Der Mannheimer Feuersturm und seine Folgen

Die Bergsträßer zeigten sich als mitfühlende Nachbarn

von Heinz Keller

Weinheim. Der 75. Jahrestag des schwersten unter den über 150 Luftangriffen, die Engländer und Amerikaner zwischen Dezember 1940 und März 1945 auf Mannheim/Ludwigshafen flogen, weckt auch in Weinheim Erinnerungen an die Tage nach dem nächtlichen Feuersturm am 5./6. September: als 605 Bomber der Royal Air Force 150 Luftminen, 2.000 Sprengbomben, 350.000 Stabbrandbomben und 5.000 Phos-phorbomben, insgesamt 1.463 Tonnen Bomben, über der Doppelstadt abwarfen und große Teile ihrer Innenstädte zerstörten. In Mannheim starben, dank der 150 Luftschutzbunker im Stadtgebiet, in dieser Nacht „nur“ 414 Menschen, darunter aber auch 50 ausländische Zwangsarbeiter, die die Bunker nicht betreten durften. 3.000 Menschen wurden verwundet.

Der Blick aus Weinheim

Den brennend roten Himmel über Mannheim konnte man in dieser sternklaren Nacht vom Weinheimer Hubberg und vom Wachenberg aus gut beobachten, das verzweifelte Suchen der Scheinwerfer nach den mörderischen Flugzeugen und das wütende Bellen der Flugabwehr. Die RAF verlor über Mannheim 37 Maschinen. Die Weinheimer ahnten, dass sich in der Nachbarstadt gerade eine Katastrophe abspielte. Ihre Folgen wurden schnell spürbar in der vom Bombenterror glücklicherweise verschonten Stadt.  In überfüllten Zügen der OEG und der Reichsbahn und auf Lastwagen flüchteten die obdachlosen Mannheimer nach Weinheim. Eine erste Mahlzeit erhielten sie im Obstgroßmarkt (heute Biomarkt) und draußen standen in langen Reihen die Pferdefuhrwerke aus den Bergstraßenorten. Die Bauern wollten die Opfer der Bombennächte zu einer ersten Bleibe bringen. „Vorbildliche Nachbarschafts-hilfe an der Bergstraße“ lobte das NSDAP-Parteiorgan „Hakenkreuzbanner“, das am 1. Mai die widerspenstigen „Weinheimer Nachrichten“ vom Markt gedrängt hatte. In Weinheim musste nun kurzzeitig Wohnraum für die Fliegergeschädigten in Privathäusern bereitgestellt werden, aber Weinheim und die Bergstraßenorte waren nicht für einen Daueraufenthalt vorgesehen, sondern lediglich als Auffangorte.

Schnell Wohnraum schaffen

Dennoch beschäftigte sich die Stadtverwaltung mit der kurzfristigen Schaffung von Wohnraum in Behelfsheimen. Dem Deutschen Wohnungs-hilfswerk wurde im Gorxheimer Tal zwischen der (damals noch vorhandenen) Gumpelsbrücke beim Bannholz-Parkplatz und dem Waldspiel-platz aus dem Besitz der Stadt, der Firma Freudenberg und des Grafen von Berckheim Gelände zum Bau von 54 Häusern mit 108 Wohnungen überlassen, westlich der heutigen Weststadt-Siedlung wurden auf städtischen Grundstücken 33 Bauten mit 66 Wohnungen geplant – anstelle des 2. Bauabschnitts der Siedlung. Bauträger sollten im Gorxheimer Tal die Gemeinnützige Baugenossenschaft Weinheim, Mannheimer Betriebe und einzelne Flieger-geschädigte sein, im Westen die BBC-Siedlungsgesellschaft Mannheim.

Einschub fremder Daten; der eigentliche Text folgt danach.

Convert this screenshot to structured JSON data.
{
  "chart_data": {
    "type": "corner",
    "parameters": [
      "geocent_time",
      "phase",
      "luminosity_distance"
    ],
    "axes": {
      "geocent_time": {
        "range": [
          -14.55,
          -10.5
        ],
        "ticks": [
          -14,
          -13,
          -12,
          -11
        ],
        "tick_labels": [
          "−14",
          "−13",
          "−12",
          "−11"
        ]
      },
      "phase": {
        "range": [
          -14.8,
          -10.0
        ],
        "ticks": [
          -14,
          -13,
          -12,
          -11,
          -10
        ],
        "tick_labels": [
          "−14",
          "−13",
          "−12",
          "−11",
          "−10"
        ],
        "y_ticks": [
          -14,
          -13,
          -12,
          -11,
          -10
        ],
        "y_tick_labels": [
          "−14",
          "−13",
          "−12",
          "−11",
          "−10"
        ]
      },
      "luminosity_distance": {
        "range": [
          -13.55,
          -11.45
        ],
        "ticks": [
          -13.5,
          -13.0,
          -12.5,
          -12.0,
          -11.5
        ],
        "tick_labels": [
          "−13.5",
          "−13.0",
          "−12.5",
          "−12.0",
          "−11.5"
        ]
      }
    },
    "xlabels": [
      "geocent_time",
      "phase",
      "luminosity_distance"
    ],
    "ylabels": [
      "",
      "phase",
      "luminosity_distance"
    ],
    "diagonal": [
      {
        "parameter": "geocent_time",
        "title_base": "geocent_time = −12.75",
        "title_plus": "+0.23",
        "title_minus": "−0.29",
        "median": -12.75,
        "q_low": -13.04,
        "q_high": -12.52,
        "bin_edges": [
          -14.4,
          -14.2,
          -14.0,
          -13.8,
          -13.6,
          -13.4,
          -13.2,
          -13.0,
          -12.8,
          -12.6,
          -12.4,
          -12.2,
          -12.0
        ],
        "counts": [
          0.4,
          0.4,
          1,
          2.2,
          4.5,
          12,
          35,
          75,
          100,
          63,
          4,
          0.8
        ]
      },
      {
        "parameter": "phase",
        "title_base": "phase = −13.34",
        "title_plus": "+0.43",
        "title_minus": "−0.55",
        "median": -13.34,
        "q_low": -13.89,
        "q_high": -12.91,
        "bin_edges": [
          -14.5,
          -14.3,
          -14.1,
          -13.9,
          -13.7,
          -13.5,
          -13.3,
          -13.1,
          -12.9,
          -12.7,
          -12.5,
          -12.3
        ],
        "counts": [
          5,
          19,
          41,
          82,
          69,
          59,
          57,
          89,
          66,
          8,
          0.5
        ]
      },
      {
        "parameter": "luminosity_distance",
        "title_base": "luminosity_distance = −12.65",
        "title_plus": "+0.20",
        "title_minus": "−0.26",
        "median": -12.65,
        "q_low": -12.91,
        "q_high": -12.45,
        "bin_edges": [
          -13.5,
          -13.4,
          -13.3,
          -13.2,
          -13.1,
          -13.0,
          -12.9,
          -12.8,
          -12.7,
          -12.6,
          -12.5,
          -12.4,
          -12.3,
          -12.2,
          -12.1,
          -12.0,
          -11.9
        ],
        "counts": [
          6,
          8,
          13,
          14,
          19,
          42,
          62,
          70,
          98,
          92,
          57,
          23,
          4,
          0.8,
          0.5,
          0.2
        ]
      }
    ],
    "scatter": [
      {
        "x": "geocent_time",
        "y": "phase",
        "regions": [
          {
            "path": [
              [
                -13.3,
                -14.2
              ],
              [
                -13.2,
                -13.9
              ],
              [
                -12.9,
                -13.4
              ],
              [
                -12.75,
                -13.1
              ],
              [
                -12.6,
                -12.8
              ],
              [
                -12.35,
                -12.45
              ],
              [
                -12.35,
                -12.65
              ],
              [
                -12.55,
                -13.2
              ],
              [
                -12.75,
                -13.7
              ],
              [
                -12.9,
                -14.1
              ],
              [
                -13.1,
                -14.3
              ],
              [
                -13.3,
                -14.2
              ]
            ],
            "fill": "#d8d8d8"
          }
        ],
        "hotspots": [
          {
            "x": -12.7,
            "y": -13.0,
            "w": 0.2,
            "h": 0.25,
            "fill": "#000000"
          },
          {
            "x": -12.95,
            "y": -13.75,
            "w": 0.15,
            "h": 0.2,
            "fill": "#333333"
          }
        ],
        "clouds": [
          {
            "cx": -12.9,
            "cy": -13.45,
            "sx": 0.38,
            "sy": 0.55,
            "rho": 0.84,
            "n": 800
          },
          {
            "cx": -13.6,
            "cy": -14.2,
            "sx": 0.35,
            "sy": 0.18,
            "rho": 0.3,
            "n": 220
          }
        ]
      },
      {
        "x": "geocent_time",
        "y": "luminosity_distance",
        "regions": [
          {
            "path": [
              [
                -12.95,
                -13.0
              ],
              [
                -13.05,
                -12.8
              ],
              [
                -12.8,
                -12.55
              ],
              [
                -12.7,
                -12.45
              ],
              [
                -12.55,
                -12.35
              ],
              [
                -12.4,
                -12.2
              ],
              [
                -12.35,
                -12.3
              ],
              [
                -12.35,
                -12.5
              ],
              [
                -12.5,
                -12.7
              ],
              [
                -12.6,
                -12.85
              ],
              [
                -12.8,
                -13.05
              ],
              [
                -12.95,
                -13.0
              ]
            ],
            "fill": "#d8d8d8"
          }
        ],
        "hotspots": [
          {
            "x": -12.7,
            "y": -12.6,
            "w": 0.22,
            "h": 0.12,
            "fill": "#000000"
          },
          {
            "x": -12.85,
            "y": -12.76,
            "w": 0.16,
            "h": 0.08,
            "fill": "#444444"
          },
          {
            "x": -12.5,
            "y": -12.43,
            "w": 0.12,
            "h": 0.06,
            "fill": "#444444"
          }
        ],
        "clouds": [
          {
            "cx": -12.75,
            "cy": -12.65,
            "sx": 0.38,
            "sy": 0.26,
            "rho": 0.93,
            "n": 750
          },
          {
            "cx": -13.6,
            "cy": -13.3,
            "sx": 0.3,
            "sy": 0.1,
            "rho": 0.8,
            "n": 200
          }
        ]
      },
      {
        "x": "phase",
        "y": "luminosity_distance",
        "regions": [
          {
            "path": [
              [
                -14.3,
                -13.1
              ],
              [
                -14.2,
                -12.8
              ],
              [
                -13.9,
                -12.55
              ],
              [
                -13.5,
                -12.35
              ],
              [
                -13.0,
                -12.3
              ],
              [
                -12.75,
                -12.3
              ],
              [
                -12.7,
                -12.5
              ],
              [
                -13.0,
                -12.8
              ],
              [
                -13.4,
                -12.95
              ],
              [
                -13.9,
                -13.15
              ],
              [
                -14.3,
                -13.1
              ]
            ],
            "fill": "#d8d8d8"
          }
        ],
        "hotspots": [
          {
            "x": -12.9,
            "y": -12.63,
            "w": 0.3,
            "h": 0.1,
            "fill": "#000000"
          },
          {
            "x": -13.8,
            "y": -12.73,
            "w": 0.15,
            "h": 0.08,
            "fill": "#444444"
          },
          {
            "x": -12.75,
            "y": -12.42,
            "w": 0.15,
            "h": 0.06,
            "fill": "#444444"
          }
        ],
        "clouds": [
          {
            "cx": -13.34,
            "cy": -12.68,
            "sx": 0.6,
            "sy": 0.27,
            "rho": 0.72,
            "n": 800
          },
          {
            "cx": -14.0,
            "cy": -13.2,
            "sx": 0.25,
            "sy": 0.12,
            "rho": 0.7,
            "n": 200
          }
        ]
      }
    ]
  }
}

Die Weinheimer mussten eine vorläufige Kleiderkarten-Sperre akzeptieren, weil die Fliegergeschädigten, die alles verloren hatten, rasch mit dem Nötigsten versorgt werden mussten. Deshalb wurden auch alle entbehrlichen Möbel gesammelt.

Brandweiher und Stollen

Die Verschärfung des Luftkriegs gegen Mannheim und Ludwigshafen veranlasste die Stadtverwaltung Weinheim zur Schaffung von Brandweihern als Löschwasserreserven am Blauen Hut  (heute Schlossparkteich), im Hindenburgpark (heute wieder Bürgerpark), in der Nordstadt und in der Weststadt. Zum Schutz der Einwohner wurden Stollen in die Berghänge am Schlossberg und im Müll getrieben und Deckungsgräben, sogenannte Splittergräben, im gesamten Stadtgebiet ausgehoben. Die Bürger lernten, mit Stabbrandbomben und Phosphorbomben umzugehen, Luftschutzsand wurde ausgegeben und zumeist auf dem Speicher bereitgestellt.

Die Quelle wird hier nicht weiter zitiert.